Two-node examples

For now, the “two-node McGill backend” refers to the network below. The nodes are in a non-link-bonded configuration, with each of their four 1 Gbps NIC’s on a separate /24 network. (Note: this figure is out of date, since the frb-archiver no longer exists, but I was too lazy to make a new figure.)

../_images/two_node_backend.png

Example 3

  • This is a 16-beam production-scale example. It uses “placeholder” RFI removal (which detrends the data but doesn’t actually remove RFI), and the least optimal bonsai configuaration (no low-DM upsampled tree or spectral index search). As remarked above, this is currently the best we can do with 16 beams/node, due to the RFI removal running slower than originally hoped!

  • This is a two-node example, with the L0 simulator running on frb-compute-0, and the L1 server running on frb-compute-1. We process 16 beams with 16384 frequency channels and 1 ms sampling. The total bandwidth is 2.2 Gbps, distributed on 4x1 Gbps NIC’s by assigning four beams to each NIC.

  • Because of the “slow start” problem described previously in Caveats, this example is now a 20-minute run (previously, it was a 5-minute run).

  • On frb-compute-1, start the L1 server:

    ./ch-frb-l1  \
       l1_configs/l1_example3.yaml  \
       rfi_configs/rfi_placeholder.json  \
       /data/bonsai_configs/bonsai_production_noups_nbeta1_v2.hdf5  \
       l1b_config_placeholder
    

    It may take around 30 seconds for all threads and processes to start! Before going on to the next step, you should wait until messages of the form “toy-l1b.py: starting…” appear.

    Note: On frb-compute-1 and the other CHIME nodes, the bonsai “production” HDF5 files have been precomputed for convenience, and are kept in /data/bonsai_configs. This is why we were able to skip the step of computing the .hdf5 file from bonsai_configs/bonsai_production_noups_nbeta1_v2.txt.

  • On frb-compute-0, start the L0 simulator:

    ./ch-frb-simulate-l0 l0_configs/l0_example3.yaml 1200
    

    This simulates 20 minutes of data.

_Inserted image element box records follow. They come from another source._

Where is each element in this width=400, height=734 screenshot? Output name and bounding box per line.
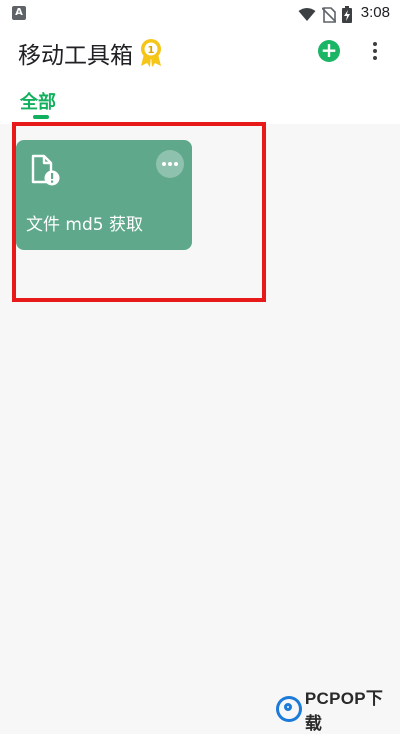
app-header: 移动工具箱 1 + 全部 [0,28,400,124]
more-vert-icon[interactable] [368,38,382,64]
status-icons [298,6,352,23]
battery-charging-icon [342,6,352,23]
watermark-text: PCPOP下载 [304,689,384,733]
a-icon: A [12,6,26,20]
add-button[interactable]: + [318,40,340,62]
wifi-icon [298,7,316,21]
highlight-annotation-box [12,122,266,302]
page-title: 移动工具箱 [18,43,133,69]
svg-text:1: 1 [148,45,155,56]
watermark: PCPOP下载 [276,684,400,734]
tab-all[interactable]: 全部 [20,88,56,114]
no-sim-icon [322,6,336,23]
status-bar: A 3:08 [0,0,400,28]
medal-icon[interactable]: 1 [138,38,164,68]
tab-indicator [33,115,49,119]
status-time: 3:08 [360,4,390,21]
pcpop-logo-icon [276,696,302,722]
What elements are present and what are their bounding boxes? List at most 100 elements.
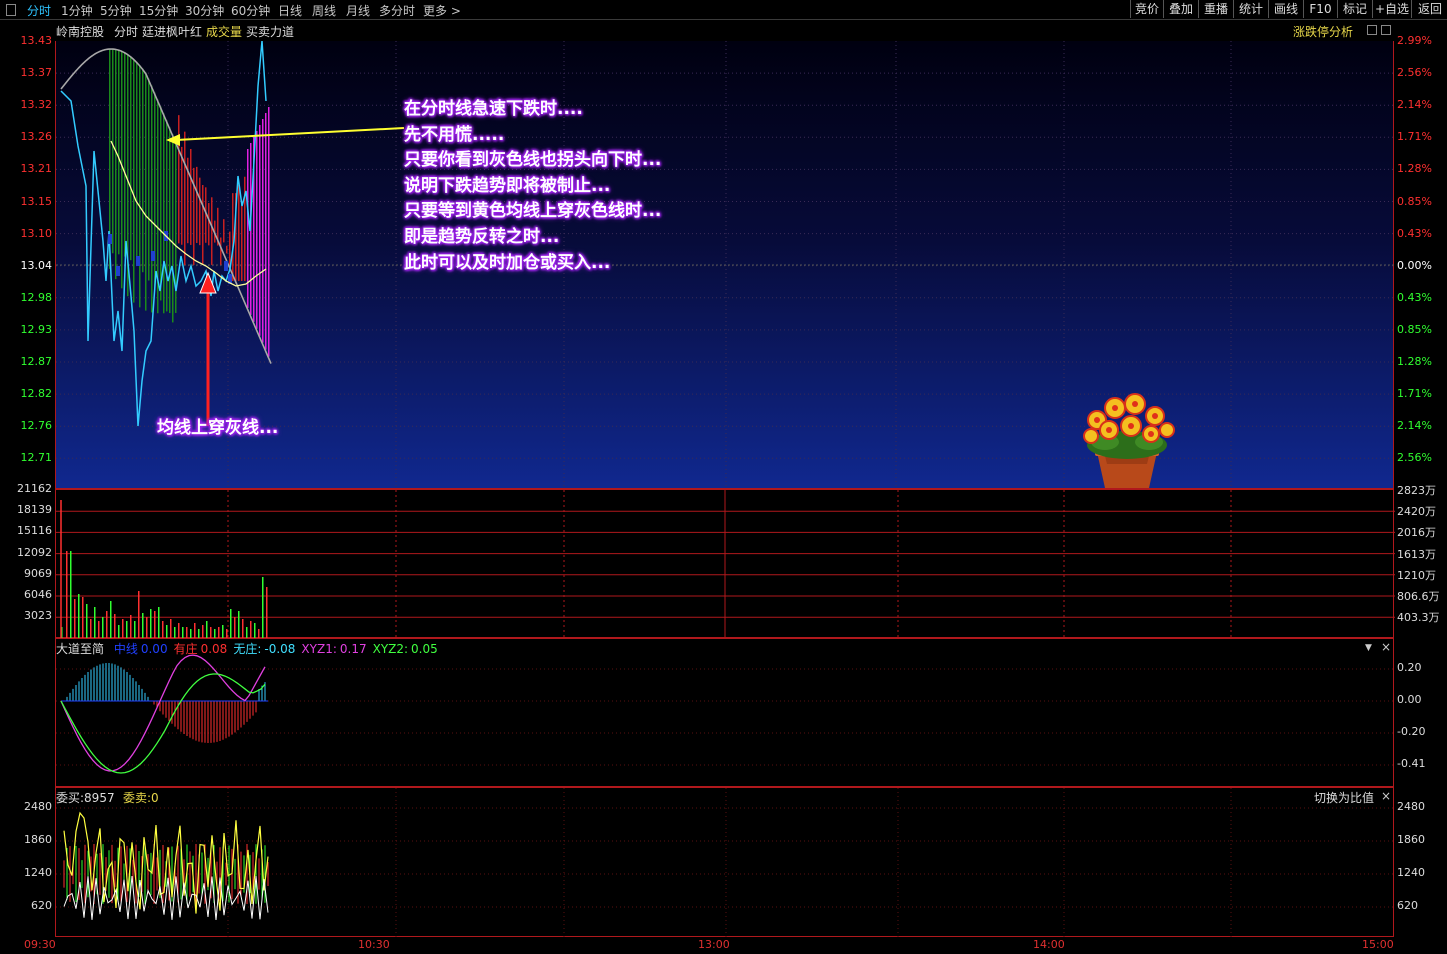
tab-fenshi[interactable]: 分时 xyxy=(27,2,51,19)
histogram-bar xyxy=(247,149,249,308)
tab-5min[interactable]: 5分钟 xyxy=(100,2,132,19)
volume-bar xyxy=(134,621,136,639)
expand-icon[interactable] xyxy=(1367,25,1377,35)
bid-tick-label: 1240 xyxy=(24,866,52,879)
time-axis: 09:30 10:30 13:00 14:00 15:00 xyxy=(0,937,1447,954)
indicator-tag[interactable]: 廷进枫叶红 xyxy=(142,23,202,40)
volume-tick-label: 9069 xyxy=(24,566,52,580)
replay-button[interactable]: 重播 xyxy=(1198,0,1233,18)
chevron-right-icon: > xyxy=(447,4,461,18)
bid-tick-label: 620 xyxy=(31,899,52,912)
volume-bar xyxy=(254,623,256,639)
bid-tick-label: 2480 xyxy=(1397,800,1425,813)
volume-bar xyxy=(94,607,96,639)
volume-bar xyxy=(90,619,92,639)
price-marker xyxy=(151,251,155,261)
indicator-item-value: 0.05 xyxy=(411,642,438,656)
indicator-item-label: 中线 xyxy=(113,642,138,656)
volume-tick-label: 1210万 xyxy=(1397,568,1436,582)
mode-label: 分时 xyxy=(114,25,139,39)
volume-tick-label: 403.3万 xyxy=(1397,611,1440,625)
volume-bar xyxy=(82,597,84,639)
volume-bar xyxy=(238,611,240,639)
indicator-name[interactable]: 大道至简 xyxy=(56,642,104,656)
tab-daily[interactable]: 日线 xyxy=(278,2,302,19)
indicator-chart[interactable] xyxy=(55,638,1395,787)
tab-more[interactable]: 更多 > xyxy=(423,2,461,19)
volume-bar xyxy=(146,617,148,639)
volume-bar xyxy=(262,577,264,639)
indicator-tick-label: -0.20 xyxy=(1397,725,1426,738)
annotation-line: 即是趋势反转之时... xyxy=(404,226,560,247)
mark-button[interactable]: 标记 xyxy=(1337,0,1372,18)
histogram-bar xyxy=(124,52,126,257)
tab-monthly[interactable]: 月线 xyxy=(346,2,370,19)
volume-tick-label: 15116 xyxy=(17,524,52,538)
buy-label: 委买:8957 xyxy=(56,791,115,805)
shrink-icon[interactable] xyxy=(1381,25,1391,35)
volume-bar xyxy=(158,607,160,639)
panel-toggle-icon[interactable] xyxy=(6,4,16,16)
volume-tick-label: 12092 xyxy=(17,545,52,559)
histogram-bar xyxy=(223,219,225,243)
volume-bar xyxy=(242,619,244,639)
volume-tick-label: 3023 xyxy=(24,609,52,623)
tab-30min[interactable]: 30分钟 xyxy=(185,2,224,19)
pct-tick-label: 1.71% xyxy=(1397,130,1432,144)
overlay-button[interactable]: 叠加 xyxy=(1163,0,1198,18)
volume-bar xyxy=(230,609,232,639)
flower-pot-icon xyxy=(1083,393,1175,488)
histogram-bar xyxy=(121,51,123,289)
histogram-bar xyxy=(181,146,183,245)
price-tick-label: 13.43 xyxy=(20,34,53,47)
histogram-bar xyxy=(268,107,270,357)
volume-bar xyxy=(122,619,124,639)
pct-tick-label: 0.85% xyxy=(1397,322,1432,336)
auction-button[interactable]: 竞价 xyxy=(1130,0,1163,18)
buysell-tag[interactable]: 买卖力道 xyxy=(246,23,294,40)
volume-bar xyxy=(206,621,208,639)
indicator-svg xyxy=(56,654,1395,774)
volume-bar xyxy=(126,621,128,639)
limit-analysis-link[interactable]: 涨跌停分析 xyxy=(1293,23,1353,40)
volume-chart[interactable] xyxy=(55,489,1395,639)
close-icon[interactable]: × xyxy=(1381,789,1391,803)
draw-button[interactable]: 画线 xyxy=(1268,0,1303,18)
tab-15min[interactable]: 15分钟 xyxy=(139,2,178,19)
close-icon[interactable]: × xyxy=(1381,640,1391,654)
bid-ask-chart[interactable] xyxy=(55,787,1395,938)
indicator-item-label: XYZ1: xyxy=(301,642,337,656)
price-tick-label: 13.04 xyxy=(20,258,53,272)
histogram-bar xyxy=(220,237,222,265)
histogram-bar xyxy=(202,184,204,265)
switch-ratio-button[interactable]: 切换为比值 xyxy=(1314,789,1374,806)
time-tick-label: 09:30 xyxy=(24,938,56,951)
add-watchlist-button[interactable]: +自选 xyxy=(1372,0,1411,18)
volume-bar xyxy=(266,587,268,639)
price-marker xyxy=(108,234,112,244)
histogram-bar xyxy=(208,203,210,246)
volume-tag[interactable]: 成交量 xyxy=(206,23,242,40)
tab-60min[interactable]: 60分钟 xyxy=(231,2,270,19)
volume-tick-label: 6046 xyxy=(24,588,52,601)
f10-button[interactable]: F10 xyxy=(1303,0,1337,18)
dropdown-icon[interactable]: ▼ xyxy=(1365,643,1372,653)
volume-svg xyxy=(56,490,1395,639)
time-tick-label: 10:30 xyxy=(358,938,390,951)
back-button[interactable]: 返回 xyxy=(1411,0,1447,18)
volume-bar xyxy=(222,625,224,639)
tab-multi-day[interactable]: 多分时 xyxy=(379,2,415,19)
stats-button[interactable]: 统计 xyxy=(1233,0,1268,18)
volume-bar xyxy=(170,619,172,639)
volume-bar xyxy=(114,614,116,639)
histogram-bar xyxy=(226,245,228,254)
volume-tick-label: 806.6万 xyxy=(1397,590,1440,603)
histogram-bar xyxy=(241,201,243,281)
tab-1min[interactable]: 1分钟 xyxy=(61,2,93,19)
price-tick-label: 12.87 xyxy=(20,355,53,368)
tab-weekly[interactable]: 周线 xyxy=(312,2,336,19)
indicator-item-label: 无庄: xyxy=(233,642,262,656)
volume-bar xyxy=(86,604,88,639)
volume-tick-label: 2016万 xyxy=(1397,526,1436,540)
bid-tick-label: 1860 xyxy=(1397,833,1425,846)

If you switch back to the L1 server window, you’ll see some incremental output every 10 seconds or so, as coarse-grained triggers are received by the toy-l1b processes.

  • When the simulation ends (after 20 minutes), the toy-l1b processes will write their trigger plots (toy_l1b_beam*.png). These will be large files (20000-by-4000 pixels)!

Notes on the two-node backend:

  • Right now the following ports are open on the firewalls of the compute nodes: 5555/tcp, 6677/udp, 6677/tcp. If you need to open more, the syntax is:

    sudo firewall-cmd --zone=public --add-port=10252/udp --permanent
    sudo firewall-cmd --reload
    sudo firewall-cmd --list-all
    
  • You may run into a nuisance issue where the L1 process hangs for a long time (uninterruptible with control-C) after throwing an exception, because it is trying to write its core dump. My solution is sudo killall -9 abrt-hook-ccpp in another window. Let me know if you find a better one!

    A related issue: core dumps can easily fill the / filesystem. My solution here is:

    sudo su
    rm -rf /var/spool/abrt/ccpp*
    exit
    

    …but be careful with rm -rf as root!

Example 4

  • This is an 8-beam production-scale example. It uses a real RFI removal scheme developed by Masoud (but out-of-date compared to what we’re currently using in the real-time search), and the most optimal bonsai configuration (with a low-DM upsampled tree and two trial spectral indices).

  • On frb-compute-1, start the L1 server:

    ./ch-frb-l1  \
       l1_configs/l1_example4.yaml  \
       rfi_configs/rfi_production_v1.json  \
       /data/bonsai_configs/bonsai_production_ups_nbeta2_v2.hdf5  \
       l1b_config_placeholder
    

    and wait for it to finish initializing (takes around 1 minute).

  • On frb-compute-0, start the L0 simulator:

    ./ch-frb-simulate-l0 l0_configs/l0_example4.yaml 1200